Boot camp late to windows 7 party

As the rest of the world greets the release of Microsoft Windows 7, Mac users will need to wait a little longer. According to an Apple Support document, the company will support Windows 7 home premium, professional and ultimatec in its Boot camp softwar. But it appears that only users of Snow Leopard (which includes boot Camp 3.0) will get official Apple drivers for the  new Windows operating system. Apple has said those drivers should be available before the end of 2009.
Owners of some early-generation Intel Macs will be unable to get the required drivers at all.
Apple's support document lists nine models in three different Mac lines (three iMacs, five MmacBook Pros, and the original mac Pro, all released in 2006) that "will not be supported for use with Windows 7 using Boot Camp." It's unclear why the nine models were excluded, though one could assume they contain some piece of hardware (perhaps a logic-board controller) that Apple chose not to support.
That said, I've been running a prerelease version of Windows 7 on my early 2006 Mac Pro with few problems. (It occasionally wakes from sleep for no reason) On a brand new 17 inch MacBook Pro, the Boot Camp drivers for Vista included with the Mac system installed flawlessly in Windows 7.
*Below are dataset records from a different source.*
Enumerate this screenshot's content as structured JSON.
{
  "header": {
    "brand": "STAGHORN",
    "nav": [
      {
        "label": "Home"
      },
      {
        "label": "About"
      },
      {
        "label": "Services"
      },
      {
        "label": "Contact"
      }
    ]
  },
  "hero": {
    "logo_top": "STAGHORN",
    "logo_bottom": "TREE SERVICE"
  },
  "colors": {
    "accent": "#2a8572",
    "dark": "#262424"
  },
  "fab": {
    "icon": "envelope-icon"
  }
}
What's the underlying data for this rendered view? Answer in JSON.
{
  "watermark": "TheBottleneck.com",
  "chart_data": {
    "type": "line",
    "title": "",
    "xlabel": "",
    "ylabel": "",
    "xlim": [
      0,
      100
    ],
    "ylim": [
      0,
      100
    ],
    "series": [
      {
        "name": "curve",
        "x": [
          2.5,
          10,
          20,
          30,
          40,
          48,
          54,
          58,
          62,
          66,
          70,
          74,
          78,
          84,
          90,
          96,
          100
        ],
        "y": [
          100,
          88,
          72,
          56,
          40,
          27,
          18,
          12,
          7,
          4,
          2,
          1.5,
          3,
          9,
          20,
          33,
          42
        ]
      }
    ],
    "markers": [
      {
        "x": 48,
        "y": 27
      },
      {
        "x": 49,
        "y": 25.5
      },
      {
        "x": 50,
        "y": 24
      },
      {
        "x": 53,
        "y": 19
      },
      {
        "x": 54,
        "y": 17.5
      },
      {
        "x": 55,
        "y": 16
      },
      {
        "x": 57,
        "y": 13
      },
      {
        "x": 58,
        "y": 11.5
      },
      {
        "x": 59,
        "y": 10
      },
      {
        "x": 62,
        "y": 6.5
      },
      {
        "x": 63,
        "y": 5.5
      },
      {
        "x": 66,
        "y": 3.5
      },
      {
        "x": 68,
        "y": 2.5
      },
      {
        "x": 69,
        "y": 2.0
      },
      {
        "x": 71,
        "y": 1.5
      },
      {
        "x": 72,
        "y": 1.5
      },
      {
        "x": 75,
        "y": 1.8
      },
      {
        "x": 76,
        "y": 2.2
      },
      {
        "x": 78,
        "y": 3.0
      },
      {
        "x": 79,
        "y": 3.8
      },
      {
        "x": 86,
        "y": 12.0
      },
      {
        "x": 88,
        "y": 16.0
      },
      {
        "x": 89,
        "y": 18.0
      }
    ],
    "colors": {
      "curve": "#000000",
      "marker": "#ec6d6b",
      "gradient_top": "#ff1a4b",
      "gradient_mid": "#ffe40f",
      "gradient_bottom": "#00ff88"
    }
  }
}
Swiss hit: Apple's Overseas Success

The recession didn't stop at America's shores: The past year's economic meltdown has been felt worldwide. But, as in the United States, Apple doesn't seem to care.
Overlooked in the hubbub over Apple's record-setting Mac and iPhone sales and the company's recession defying financial performance in the United States were the stellar numbers Apple turned in from overseas.
Take, for example, Europe. Apple brought in $2.49 billion in Europe. (To put that number in perspective, Apple posted $4.3 billion in sales in the Americas.) Revenue from Europe jumped 45 percent double the rate in North and South America combined.
Switzerland provides a particulatly interesting example of Apple's European success: With a market share of more than 30 percent, Apple is now number one in home computer sales; factor in business sales, and Apple is third overall, behind Hewlett-Packard and Acer.